Roughly half of all European bisons in the wild or semi-wild live in Poland and Belarus. Examples of other countries with free-ranging European bison are Bulgaria (the rewilding project in the Rhodope Mountains), France (in the Alps, near Thorenc), Germany (the Rothaarsteig Natural Reserve), Lithuania (over 200 free-ranging bisons), Netherlands (where they live together with Przewalski´s horses), Romania (re-introduction took place as early as 1958), and Slovakia (also did the re-introduction in 1958).

Like many other large grazing animals, the European bison is used in European rewilding projects where the desire is to achieve a wild open landscape rather than one that gradually turns into forest. This is an effort to mimic such environments that existed during Pleistocene, when large herds of ungulates kept landscapes open by eating small trees that tried to establish themselves. Large ungulates can also disturb the soil in a way that makes it more difficult for a forest. to take over the landscape.

Przewalski´s horse

Przewalski´s horse

Przewalski´s horse (Equus ferus przewalskii) has been introduced to several European countries, including Ukraine, Hungary, the Netherlands, and France. This subspecies is not native to Europe, but is used as proxy for the robust wild horses that once lived in Europe.

Przewalski´s horse is native to the steppes of Central Asia. It did go extinct in the wild, but has since then been re-introduced from captive breeding programs to parts of its native range in Central Asia, including Mongolia.

Przewalski´s horse was long considered the only extant truly wild horse, in contrast to feral wild-living horses such as the mustangs in North America and the brumby horses of Australia. Today, analyses of remains found in association with the ancient Botai culture of Central Asia has made this claim more conflicted.

About wild horses

Equus ferus is believed to have evolved in North America over 1,1 million years ago. Roughly 800,000 years ago, some populations migrated from North America to Eurasia using the Bering Land Bridge, and horses eventually also reached the African continent. Similarly, other populations migrated from North America to South America via the Isthmus of Panama.

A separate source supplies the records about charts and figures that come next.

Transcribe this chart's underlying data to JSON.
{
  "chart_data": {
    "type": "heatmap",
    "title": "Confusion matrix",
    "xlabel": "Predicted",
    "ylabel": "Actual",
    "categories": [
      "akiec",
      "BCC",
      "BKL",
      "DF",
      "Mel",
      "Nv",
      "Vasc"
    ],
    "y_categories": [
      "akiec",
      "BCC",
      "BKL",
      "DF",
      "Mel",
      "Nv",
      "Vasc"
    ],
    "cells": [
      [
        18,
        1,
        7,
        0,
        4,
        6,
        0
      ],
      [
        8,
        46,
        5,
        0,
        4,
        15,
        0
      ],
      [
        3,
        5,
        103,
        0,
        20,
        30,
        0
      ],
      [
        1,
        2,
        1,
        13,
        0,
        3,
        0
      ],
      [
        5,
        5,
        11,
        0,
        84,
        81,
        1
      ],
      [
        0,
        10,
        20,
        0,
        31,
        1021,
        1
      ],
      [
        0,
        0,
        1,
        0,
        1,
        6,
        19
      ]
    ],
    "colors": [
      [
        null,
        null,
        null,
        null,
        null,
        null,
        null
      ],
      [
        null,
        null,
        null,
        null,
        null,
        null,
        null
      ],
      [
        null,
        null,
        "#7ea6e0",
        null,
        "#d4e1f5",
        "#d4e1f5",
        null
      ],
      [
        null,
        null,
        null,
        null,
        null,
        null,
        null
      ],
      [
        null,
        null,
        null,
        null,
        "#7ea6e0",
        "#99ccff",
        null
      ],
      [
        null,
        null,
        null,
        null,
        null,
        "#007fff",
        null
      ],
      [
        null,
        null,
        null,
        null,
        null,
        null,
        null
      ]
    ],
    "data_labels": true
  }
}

By mid-late Pleistocene, horses were living across the Americas, Eurasia and north Africa.

The wild horses in the Americas died out during the Quaternary extinction event, but populations in Eurasia and north Africa survived. Domestication took place around 3600 BCE.

The Eurasian wild horse, Equus ferus ferus, was still fairly common in many parts of Europe until the 1700s, when they disappeared from most of the mainland of western Europe and declined in eastern Europe. In areas where they remained, they often produced hybrids with domestic horses. The last Eurasian wild horse is said to have died in captivity in the Russian Empire in 1909, but it is unclear if this was a pure wild horse or a hybrid.